Bloody Line of Work
There’s a natural stigma around a skating rink that everyone has fun, even those that can’t skate or end up hurt for one reason or another. This stigma is mostly true.
There is also another stigma surrounding management to such establishments, that said people managing the building can be evil, vile individuals who prioritize money and self-interest far before any and all else. This stigma was 100 percent true. I worked a skating rink, and the night I quit was one of the worst nights of my life.
I wouldn’t work at a skating rink if I didn’t have to. Skating rinks are meant to be enjoyed and loved and I wanted those feelings kept intact. Management was going to be a slight issue, and I knew that early on when the general manager of the rink I had applied to told me that he hired me because I was ‘prettier‘ than the other girl trying for a position.

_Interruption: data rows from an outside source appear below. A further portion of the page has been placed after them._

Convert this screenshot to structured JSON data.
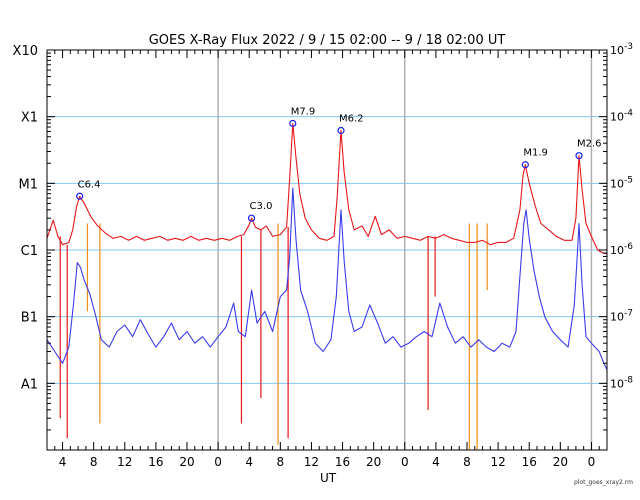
{
  "chart_data": {
    "type": "line",
    "title": "GOES X-Ray Flux   2022 /  9 / 15   02:00 --  9 / 18   02:00   UT",
    "xlabel": "UT",
    "footer": "plot_goes_xray2.rm",
    "x_tick_labels": [
      "4",
      "8",
      "12",
      "16",
      "20",
      "0",
      "4",
      "8",
      "12",
      "16",
      "20",
      "0",
      "4",
      "8",
      "12",
      "16",
      "20",
      "0"
    ],
    "x_range_hours": [
      2,
      74
    ],
    "day_boundaries_hours": [
      24,
      48,
      72
    ],
    "y_scale": "log",
    "ylim": [
      1e-09,
      0.001
    ],
    "left_labels": [
      {
        "label": "X10",
        "value": 0.001
      },
      {
        "label": "X1",
        "value": 0.0001
      },
      {
        "label": "M1",
        "value": 1e-05
      },
      {
        "label": "C1",
        "value": 1e-06
      },
      {
        "label": "B1",
        "value": 1e-07
      },
      {
        "label": "A1",
        "value": 1e-08
      }
    ],
    "right_labels": [
      {
        "label": "10",
        "exp": "-3",
        "value": 0.001
      },
      {
        "label": "10",
        "exp": "-4",
        "value": 0.0001
      },
      {
        "label": "10",
        "exp": "-5",
        "value": 1e-05
      },
      {
        "label": "10",
        "exp": "-6",
        "value": 1e-06
      },
      {
        "label": "10",
        "exp": "-7",
        "value": 1e-07
      },
      {
        "label": "10",
        "exp": "-8",
        "value": 1e-08
      }
    ],
    "colors": {
      "long": "#e8161a",
      "short": "#3a3aee",
      "gaps": "#ee8e1a",
      "grid": "#7ec8f0",
      "day": "#b0b0b0"
    },
    "flares": [
      {
        "label": "C6.4",
        "t": 6.2,
        "value": 6.4e-06
      },
      {
        "label": "C3.0",
        "t": 28.3,
        "value": 3e-06
      },
      {
        "label": "M7.9",
        "t": 33.6,
        "value": 7.9e-05
      },
      {
        "label": "M6.2",
        "t": 39.8,
        "value": 6.2e-05
      },
      {
        "label": "M1.9",
        "t": 63.5,
        "value": 1.9e-05
      },
      {
        "label": "M2.6",
        "t": 70.4,
        "value": 2.6e-05
      }
    ],
    "series": [
      {
        "key": "long",
        "color": "#e8161a",
        "points": [
          [
            2,
            1.5e-06
          ],
          [
            2.8,
            2.8e-06
          ],
          [
            3.4,
            1.6e-06
          ],
          [
            4,
            1.2e-06
          ],
          [
            4.8,
            1.3e-06
          ],
          [
            5.3,
            2e-06
          ],
          [
            5.8,
            4.5e-06
          ],
          [
            6.2,
            6.4e-06
          ],
          [
            6.8,
            5e-06
          ],
          [
            7.6,
            3.2e-06
          ],
          [
            8.5,
            2.3e-06
          ],
          [
            9.5,
            1.8e-06
          ],
          [
            10.5,
            1.5e-06
          ],
          [
            11.5,
            1.6e-06
          ],
          [
            12.5,
            1.4e-06
          ],
          [
            13.5,
            1.6e-06
          ],
          [
            14.5,
            1.4e-06
          ],
          [
            15.5,
            1.5e-06
          ],
          [
            16.5,
            1.6e-06
          ],
          [
            17.5,
            1.4e-06
          ],
          [
            18.5,
            1.5e-06
          ],
          [
            19.5,
            1.4e-06
          ],
          [
            20.5,
            1.6e-06
          ],
          [
            21.5,
            1.4e-06
          ],
          [
            22.5,
            1.5e-06
          ],
          [
            23.5,
            1.4e-06
          ],
          [
            24.5,
            1.5e-06
          ],
          [
            25.5,
            1.4e-06
          ],
          [
            26.5,
            1.6e-06
          ],
          [
            27.3,
            1.7e-06
          ],
          [
            28,
            2.4e-06
          ],
          [
            28.3,
            3e-06
          ],
          [
            28.8,
            2.2e-06
          ],
          [
            29.5,
            2e-06
          ],
          [
            30.2,
            2.3e-06
          ],
          [
            31,
            1.6e-06
          ],
          [
            32,
            1.7e-06
          ],
          [
            32.8,
            2.2e-06
          ],
          [
            33.2,
            1.2e-05
          ],
          [
            33.6,
            7.9e-05
          ],
          [
            34,
            2.5e-05
          ],
          [
            34.5,
            7e-06
          ],
          [
            35.2,
            3e-06
          ],
          [
            36,
            2e-06
          ],
          [
            37,
            1.5e-06
          ],
          [
            38,
            1.4e-06
          ],
          [
            38.9,
            1.6e-06
          ],
          [
            39.3,
            6e-06
          ],
          [
            39.8,
            6.2e-05
          ],
          [
            40.2,
            1.5e-05
          ],
          [
            40.8,
            4e-06
          ],
          [
            41.5,
            2e-06
          ],
          [
            42.5,
            2.3e-06
          ],
          [
            43.3,
            1.6e-06
          ],
          [
            44.2,
            3.2e-06
          ],
          [
            45,
            1.7e-06
          ],
          [
            46,
            2e-06
          ],
          [
            47,
            1.5e-06
          ],
          [
            48,
            1.6e-06
          ],
          [
            49,
            1.5e-06
          ],
          [
            50,
            1.4e-06
          ],
          [
            51,
            1.6e-06
          ],
          [
            52,
            1.5e-06
          ],
          [
            53,
            1.7e-06
          ],
          [
            54,
            1.5e-06
          ],
          [
            55,
            1.4e-06
          ],
          [
            56,
            1.3e-06
          ],
          [
            57,
            1.3e-06
          ],
          [
            58,
            1.4e-06
          ],
          [
            59,
            1.2e-06
          ],
          [
            60,
            1.3e-06
          ],
          [
            61,
            1.3e-06
          ],
          [
            62,
            1.5e-06
          ],
          [
            62.8,
            4e-06
          ],
          [
            63.2,
            1.3e-05
          ],
          [
            63.5,
            1.9e-05
          ],
          [
            64,
            1e-05
          ],
          [
            64.8,
            4.5e-06
          ],
          [
            65.5,
            2.5e-06
          ],
          [
            66.5,
            2e-06
          ],
          [
            67.5,
            1.6e-06
          ],
          [
            68.5,
            1.4e-06
          ],
          [
            69.5,
            1.4e-06
          ],
          [
            70,
            3e-06
          ],
          [
            70.4,
            2.6e-05
          ],
          [
            70.8,
            8e-06
          ],
          [
            71.3,
            2.5e-06
          ],
          [
            72,
            1.6e-06
          ],
          [
            72.8,
            1e-06
          ],
          [
            73.5,
            9e-07
          ],
          [
            74,
            8.8e-07
          ]
        ]
      },
      {
        "key": "short",
        "color": "#3a3aee",
        "points": [
          [
            2,
            4.5e-08
          ],
          [
            3,
            3e-08
          ],
          [
            4,
            2e-08
          ],
          [
            4.8,
            3.5e-08
          ],
          [
            5.4,
            1.5e-07
          ],
          [
            5.9,
            6.5e-07
          ],
          [
            6.3,
            5.5e-07
          ],
          [
            6.8,
            3.5e-07
          ],
          [
            7.5,
            2.2e-07
          ],
          [
            8.2,
            1.1e-07
          ],
          [
            9,
            4.5e-08
          ],
          [
            10,
            3.5e-08
          ],
          [
            11,
            6e-08
          ],
          [
            12,
            7.5e-08
          ],
          [
            13,
            5e-08
          ],
          [
            14,
            9e-08
          ],
          [
            15,
            5.5e-08
          ],
          [
            16,
            3.5e-08
          ],
          [
            17,
            5e-08
          ],
          [
            18,
            8e-08
          ],
          [
            19,
            4.5e-08
          ],
          [
            20,
            6e-08
          ],
          [
            21,
            4e-08
          ],
          [
            22,
            5e-08
          ],
          [
            23,
            3.5e-08
          ],
          [
            24,
            5e-08
          ],
          [
            25,
            7e-08
          ],
          [
            26,
            1.6e-07
          ],
          [
            26.6,
            6e-08
          ],
          [
            27.5,
            5e-08
          ],
          [
            28.3,
            2.5e-07
          ],
          [
            29,
            8e-08
          ],
          [
            30,
            1.2e-07
          ],
          [
            31,
            6e-08
          ],
          [
            32,
            2e-07
          ],
          [
            32.8,
            2.5e-07
          ],
          [
            33.2,
            8e-07
          ],
          [
            33.6,
            8.5e-06
          ],
          [
            34,
            1.5e-06
          ],
          [
            34.6,
            2.5e-07
          ],
          [
            35.5,
            1.2e-07
          ],
          [
            36.5,
            4e-08
          ],
          [
            37.5,
            3e-08
          ],
          [
            38.5,
            4.5e-08
          ],
          [
            39.2,
            2e-07
          ],
          [
            39.8,
            4e-06
          ],
          [
            40.2,
            7e-07
          ],
          [
            40.8,
            1.2e-07
          ],
          [
            41.5,
            6e-08
          ],
          [
            42.5,
            7e-08
          ],
          [
            43.5,
            1.5e-07
          ],
          [
            44.5,
            8e-08
          ],
          [
            45.5,
            4e-08
          ],
          [
            46.5,
            5e-08
          ],
          [
            47.5,
            3.5e-08
          ],
          [
            48.5,
            4e-08
          ],
          [
            49.5,
            5e-08
          ],
          [
            50.5,
            6e-08
          ],
          [
            51.5,
            5e-08
          ],
          [
            52.5,
            1.6e-07
          ],
          [
            53.5,
            7e-08
          ],
          [
            54.5,
            4e-08
          ],
          [
            55.5,
            5e-08
          ],
          [
            56.5,
            3.5e-08
          ],
          [
            57.5,
            4.5e-08
          ],
          [
            58.5,
            3.5e-08
          ],
          [
            59.5,
            3e-08
          ],
          [
            60.5,
            4e-08
          ],
          [
            61.5,
            3.5e-08
          ],
          [
            62.3,
            6e-08
          ],
          [
            62.8,
            4e-07
          ],
          [
            63.3,
            2.5e-06
          ],
          [
            63.6,
            4e-06
          ],
          [
            64,
            1.5e-06
          ],
          [
            64.6,
            5e-07
          ],
          [
            65.3,
            2e-07
          ],
          [
            66,
            1e-07
          ],
          [
            67,
            6e-08
          ],
          [
            68,
            4.5e-08
          ],
          [
            69,
            3.5e-08
          ],
          [
            69.8,
            1.5e-07
          ],
          [
            70.2,
            9e-07
          ],
          [
            70.4,
            2.5e-06
          ],
          [
            70.8,
            3e-07
          ],
          [
            71.3,
            5e-08
          ],
          [
            72,
            4e-08
          ],
          [
            73,
            3e-08
          ],
          [
            73.6,
            2e-08
          ],
          [
            74,
            1.6e-08
          ]
        ]
      }
    ],
    "dropouts": [
      {
        "t": 3.7,
        "series": "long",
        "to": 3e-09
      },
      {
        "t": 4.6,
        "series": "long",
        "to": 1.5e-09
      },
      {
        "t": 7.2,
        "series": "gaps",
        "to": 1.2e-07
      },
      {
        "t": 8.8,
        "series": "gaps",
        "to": 2.5e-09
      },
      {
        "t": 27.0,
        "series": "long",
        "to": 2.5e-09
      },
      {
        "t": 29.5,
        "series": "long",
        "to": 6e-09
      },
      {
        "t": 31.7,
        "series": "gaps",
        "to": 1.2e-09
      },
      {
        "t": 33.0,
        "series": "long",
        "to": 1.5e-09
      },
      {
        "t": 51.0,
        "series": "long",
        "to": 4e-09
      },
      {
        "t": 51.9,
        "series": "long",
        "to": 2e-07
      },
      {
        "t": 56.3,
        "series": "gaps",
        "to": 1e-09
      },
      {
        "t": 57.3,
        "series": "gaps",
        "to": 1e-09
      },
      {
        "t": 58.6,
        "series": "gaps",
        "to": 2.5e-07
      }
    ]
  }
}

I know much about red flags and inappropriate gestures, but the pay was good and so I continued.
Two weeks went by and my happy feelings of such a uniquely interesting place died down to a grave. Without warning I became the sole employee dedicated to clean up after others, this included trash out by the benches but also in the bathrooms as well. The music stopped alluring me, the practice of skating only reminded me of my labor and nothing more, and the manager that hired me almost always failed to show up and help out.

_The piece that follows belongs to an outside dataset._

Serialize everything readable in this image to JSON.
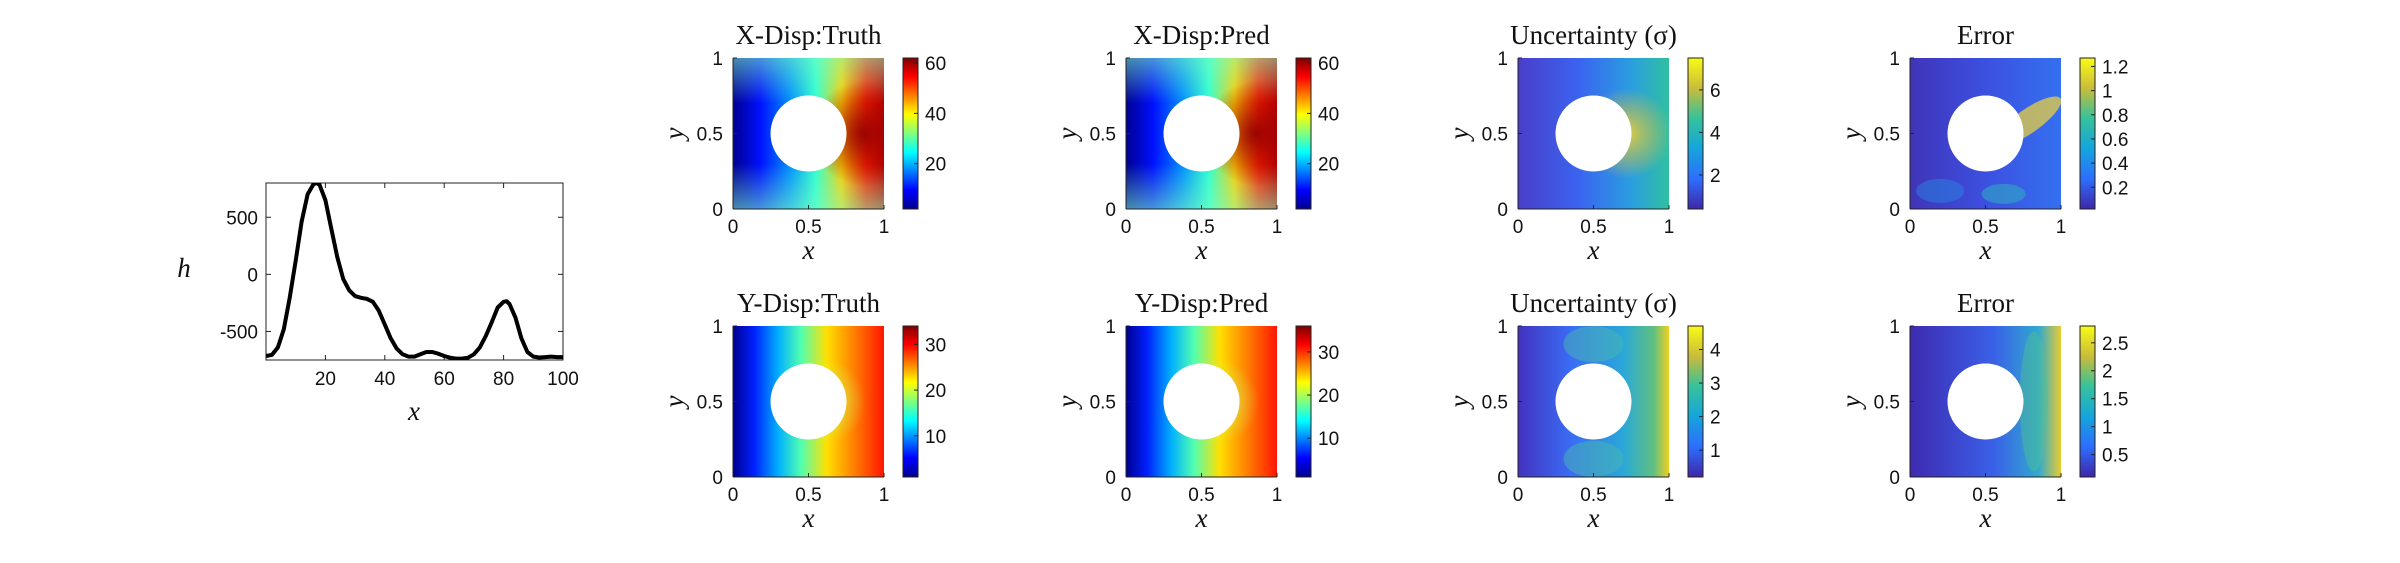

However, he was there the night I quit.
That night, February 3rd, I go to clock in and as I’m doing so, he, Scott, comes over to me and tells me that ‘someone’ has either stolen or done something to the First Aid Kit and that he can’t find it. Knowing that we have two complete First Aid Kits on the premises at all times, I go to the drawer I know that we keep the second. It is also gone. I had been out of work for a week due to vacation with my family and had no idea where it could be. Scott and I called other employees trying to make sure we had something readily available for guests, but nothing. No one had any idea where they could of gone, nor who would even move them around.
We looked all over, no kits. I panicked. We needed those kits to open, not just because it was most probably the law but because people fall and get hurt all the time out on the rink and need some form of assistance that First Aid Kits could offer. As I kept searching, Scott said:
“Forget it, it’s about time to open. I’ll look later or I can find someone that has one and have them bring it down for us.”

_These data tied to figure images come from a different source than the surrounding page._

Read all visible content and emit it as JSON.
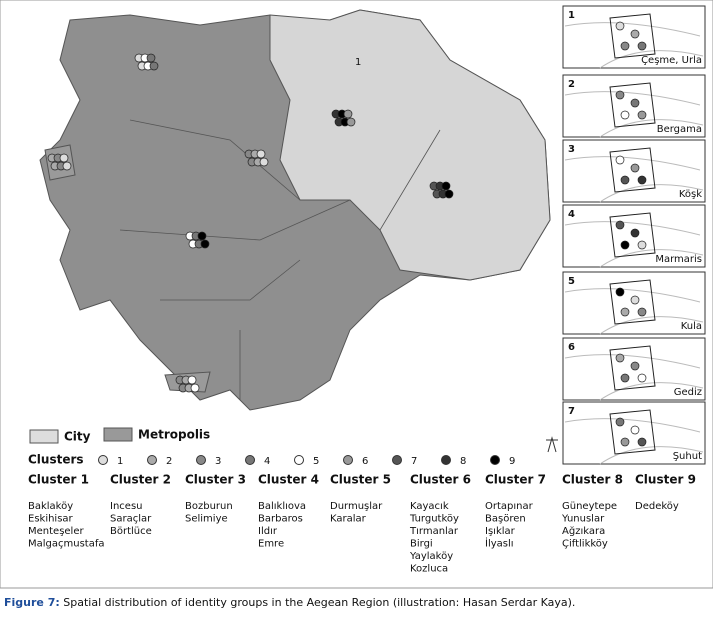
{
  "map_label": "1",
  "legend": {
    "city": "City",
    "metropolis": "Metropolis"
  },
  "clusters_key": {
    "label": "Clusters",
    "numbers": [
      1,
      2,
      3,
      4,
      5,
      6,
      7,
      8,
      9
    ]
  },
  "clusters": [
    {
      "name": "Cluster 1",
      "villages": [
        "Baklaköy",
        "Eskihisar",
        "Menteşeler",
        "Malgaçmustafa"
      ]
    },
    {
      "name": "Cluster 2",
      "villages": [
        "Incesu",
        "Saraçlar",
        "Börtlüce"
      ]
    },
    {
      "name": "Cluster 3",
      "villages": [
        "Bozburun",
        "Selimiye"
      ]
    },
    {
      "name": "Cluster 4",
      "villages": [
        "Balıklıova",
        "Barbaros",
        "Ildır",
        "Emre"
      ]
    },
    {
      "name": "Cluster 5",
      "villages": [
        "Durmuşlar",
        "Karalar"
      ]
    },
    {
      "name": "Cluster 6",
      "villages": [
        "Kayacık",
        "Turgutköy",
        "Tırmanlar",
        "Birgi",
        "Yaylaköy",
        "Kozluca"
      ]
    },
    {
      "name": "Cluster 7",
      "villages": [
        "Ortapınar",
        "Başören",
        "Işıklar",
        "İlyaslı"
      ]
    },
    {
      "name": "Cluster 8",
      "villages": [
        "Güneytepe",
        "Yunuslar",
        "Ağzıkara",
        "Çiftlikköy"
      ]
    },
    {
      "name": "Cluster 9",
      "villages": [
        "Dedeköy"
      ]
    }
  ],
  "insets": [
    {
      "number": "1",
      "place": "Çeşme, Urla"
    },
    {
      "number": "2",
      "place": "Bergama"
    },
    {
      "number": "3",
      "place": "Köşk"
    },
    {
      "number": "4",
      "place": "Marmaris"
    },
    {
      "number": "5",
      "place": "Kula"
    },
    {
      "number": "6",
      "place": "Gediz"
    },
    {
      "number": "7",
      "place": "Şuhut"
    }
  ],
  "caption": {
    "label": "Figure 7:",
    "text": " Spatial distribution of identity groups in the Aegean Region (illustration: Hasan Serdar Kaya)."
  }
}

I believed him and began readying the register. The people came in quick that day.
That night we were swamped. The place was busier than it had ever been since I had started working, for once they had me up front and it was a continuous drag getting people into the building. Halfway through the scheduled time for the night skate event, they switched me and had me, you guessed it, clean up something out by the rink. Only, they didn’t tell me what it was I was supposed to be cleaning up.
See, when certain situations that need cleaned up aren’t due to injury, they tell me something needs cleaned up. If something needed to be cleaned up due to an injury, they’d let me know. It had happened twice since I began working, and they had let me know both times beforehand what exactly was going on.
This time was different.
I get out there and sprawled out on the rink is a girl that had fallen on her face while skating and had more than likely broken her nose, a decent sized trail of blood on the rink following her nostrils.
I had no idea this was the situation because they did not tell me. No other employee wanted anything to do with her support, and she bled anyway. And then I remembered:
Did we even have a First Aid Kit available?
I ran up to the front and called to Scott. Brittany, the other manager, answered.
“Scott went home!” She told me over the noise. “What do you need?”
“There’s a girl that’s got a really bad nosebleed out on the rink, do you know if we have a First Aid Kit or rags or something to help clean up?”
“I’m sorry, sweetie,” she said, “Scott told me he went looking but couldn’t find any. We don’t have any.”
I turned mad and impatient rather fast.
“How am I supposed to clean up her blood then?”
“Get paper towels from the bathroom and clean it up,” she said. “And get it done fast, we can’t have that out on the rink.”
“The girl looked hurt beyond just her nose bleed, do we have anything else?”
“No. I just told you no. Go clean up the blood. Christ.”
I had no choice. I had to do what I was told. I got the paper towel and ran my way over. The girl had suffered a injury to her arm but was otherwise okay, thank goodness. Scott got lucky.
The blood came up quick and I was able to ease the situation by giving the poor girl a paper towel herself as a way of helping with her nose bleed.
When she got up, I saw her face. She was crying. She felt embarrassed and had been left out on the floor in a position she could not get out of with little help from any members of staff, including me. She probably hated me, she probably wanted to go home, and I know she did because immediately after I helped her out, she left. She had come in alone.
That face. You can’t make up a face like that.
“You don’t care about the well-being of these people,” I told Brittany after the girl left. “I quit. Fuck you and fuck Scott. I can’t take this anymore. And get those fucking First Aid Kits in. I hope you have fun cleaning up blood the next time it needs done.”
That face. Those tears. And I still have never been back to that rink.